I'm not an expert on DataOutputStream, but if it really is adding extra characters, you should use something else.
When I did server stuff, I used BufferedReader and BufferedWriter. It looks like this:
Socket s = new Socket(<<WEB ADDRESS AS STRING>>,<<PORT NO AS INT>>);
BufferedWriter bw = new BufferedWriter(new OutputStreamWriter(s.getOutputStream()));
BufferedReader br = new BufferedReader(new InputStreamReader(s.getInputStream()));
//left out a bunch of lines. This is where you should read the lines
//of input (with an inner loop) and send stuff back
s.shutdownInput();
bw.flush();
s.shutdownOutput();
NOTE, IF YOU'RE GOING TO DEAL WITH LARGE PAGES, THIS COULD CAUSE A PROBLEM, AS THE BUFFEREDREADER AND BUFFEREDWRITER WILL FILL UP BEFORE YOU'RE READY. if this is a problem I'd look into the other Reader and Writer classes. They are quite plentiful, as I understand it, and one should suit your needs.
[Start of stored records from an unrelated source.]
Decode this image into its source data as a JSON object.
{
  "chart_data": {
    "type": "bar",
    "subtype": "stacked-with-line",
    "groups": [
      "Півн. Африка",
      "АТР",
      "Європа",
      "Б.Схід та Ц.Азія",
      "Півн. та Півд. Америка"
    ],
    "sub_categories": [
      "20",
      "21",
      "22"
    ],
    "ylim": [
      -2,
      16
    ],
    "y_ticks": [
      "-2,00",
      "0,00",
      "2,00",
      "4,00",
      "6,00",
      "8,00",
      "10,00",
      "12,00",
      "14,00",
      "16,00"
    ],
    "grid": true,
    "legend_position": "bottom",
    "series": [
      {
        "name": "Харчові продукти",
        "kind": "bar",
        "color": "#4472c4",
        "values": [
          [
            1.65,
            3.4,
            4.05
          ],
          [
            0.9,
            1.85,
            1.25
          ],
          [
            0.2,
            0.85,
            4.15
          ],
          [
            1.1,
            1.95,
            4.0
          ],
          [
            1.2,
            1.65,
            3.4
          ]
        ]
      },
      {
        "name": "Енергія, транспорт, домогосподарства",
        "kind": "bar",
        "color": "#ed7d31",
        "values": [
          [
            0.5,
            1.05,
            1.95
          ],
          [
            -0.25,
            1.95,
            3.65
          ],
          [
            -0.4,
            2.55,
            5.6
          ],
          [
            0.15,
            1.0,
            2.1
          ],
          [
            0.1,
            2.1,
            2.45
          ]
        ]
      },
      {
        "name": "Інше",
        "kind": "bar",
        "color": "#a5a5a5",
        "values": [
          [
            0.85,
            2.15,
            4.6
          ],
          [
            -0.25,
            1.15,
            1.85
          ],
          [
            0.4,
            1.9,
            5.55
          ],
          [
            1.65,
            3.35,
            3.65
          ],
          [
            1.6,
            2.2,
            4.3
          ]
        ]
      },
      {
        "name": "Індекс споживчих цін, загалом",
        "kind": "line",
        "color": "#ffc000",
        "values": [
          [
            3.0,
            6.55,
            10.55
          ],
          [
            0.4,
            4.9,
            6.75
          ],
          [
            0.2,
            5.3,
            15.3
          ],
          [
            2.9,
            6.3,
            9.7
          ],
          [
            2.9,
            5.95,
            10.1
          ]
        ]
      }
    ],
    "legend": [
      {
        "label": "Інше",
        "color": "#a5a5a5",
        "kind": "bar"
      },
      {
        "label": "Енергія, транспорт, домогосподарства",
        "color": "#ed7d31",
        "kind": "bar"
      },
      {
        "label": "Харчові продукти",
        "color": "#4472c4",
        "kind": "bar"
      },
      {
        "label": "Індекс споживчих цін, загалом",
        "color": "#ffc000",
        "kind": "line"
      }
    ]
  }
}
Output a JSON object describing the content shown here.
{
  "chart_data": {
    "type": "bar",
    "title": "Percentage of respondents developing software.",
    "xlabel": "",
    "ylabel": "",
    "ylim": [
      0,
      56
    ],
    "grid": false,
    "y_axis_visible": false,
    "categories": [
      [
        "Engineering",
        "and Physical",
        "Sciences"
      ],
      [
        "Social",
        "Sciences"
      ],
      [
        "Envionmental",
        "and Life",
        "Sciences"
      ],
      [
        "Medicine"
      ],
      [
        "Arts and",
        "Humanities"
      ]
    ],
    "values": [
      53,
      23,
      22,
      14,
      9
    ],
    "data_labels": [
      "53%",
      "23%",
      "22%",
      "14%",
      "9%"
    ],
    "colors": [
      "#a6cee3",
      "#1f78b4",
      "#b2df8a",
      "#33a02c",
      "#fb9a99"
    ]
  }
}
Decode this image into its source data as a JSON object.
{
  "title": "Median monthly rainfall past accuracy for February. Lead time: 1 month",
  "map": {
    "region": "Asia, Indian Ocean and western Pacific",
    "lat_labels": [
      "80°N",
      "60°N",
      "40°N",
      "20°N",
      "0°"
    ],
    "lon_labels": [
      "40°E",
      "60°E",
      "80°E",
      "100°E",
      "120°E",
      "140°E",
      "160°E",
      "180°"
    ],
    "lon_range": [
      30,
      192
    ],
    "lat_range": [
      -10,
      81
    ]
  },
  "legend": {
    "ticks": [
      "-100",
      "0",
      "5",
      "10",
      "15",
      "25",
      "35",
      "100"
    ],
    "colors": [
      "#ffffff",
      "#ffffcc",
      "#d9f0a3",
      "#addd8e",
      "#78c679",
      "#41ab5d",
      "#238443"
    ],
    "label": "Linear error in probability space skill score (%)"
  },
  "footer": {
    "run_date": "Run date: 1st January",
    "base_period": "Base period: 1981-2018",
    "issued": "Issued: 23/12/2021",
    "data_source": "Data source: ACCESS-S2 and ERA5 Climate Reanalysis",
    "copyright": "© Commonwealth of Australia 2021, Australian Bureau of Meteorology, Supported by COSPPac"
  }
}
java.io.BufferedReader br = new java.io.BufferedReader(new java.io.InputStreamReader(is));
String cmd=null;
while(is.available()<1){}
cmd = br.readLine();
System.out.println("cmd: "+cmd);
if(cmd.equals("search")){
String[] param = br.readLine().split(",");
for(String s:param){
System.out.println(s);
}
this the client code which accepts a string sent by server.but an exception is thrown in the line cmd=br.readLine()... a connection reset error..
server code is
Socket(InetAddress.getLocalHost(),1234);
OutputStream os = s.getOutputStream();InputStream is=s.getInputStream();
java.io.BufferedWriter bw=new java.io.BufferedWriter(new java.io.OutputStreamWriter(os));
String ss="search";
bw.println(ss);
bw.flush();
System.out.println("search cmded");
String param = "a,*,0,-1";
bw.println(param);
bw.flush();
System.out.println("param sent");
i've tried using print writer and the bufferedwriter but nothing is working correctly
so what could be the possible solution ???
also one thing worth mentioning is im using a listener service which creates a new server code mentioned above to handle particular client requests...
so wot could be soln now ??
In the server, your BufferedWriter is named bw but you're writing to pw.
Get rid of the available() test. You have it back to front, and it's not valid anyway. readLine() will block while there is no data. Just test the return value of readLine() for null, and break.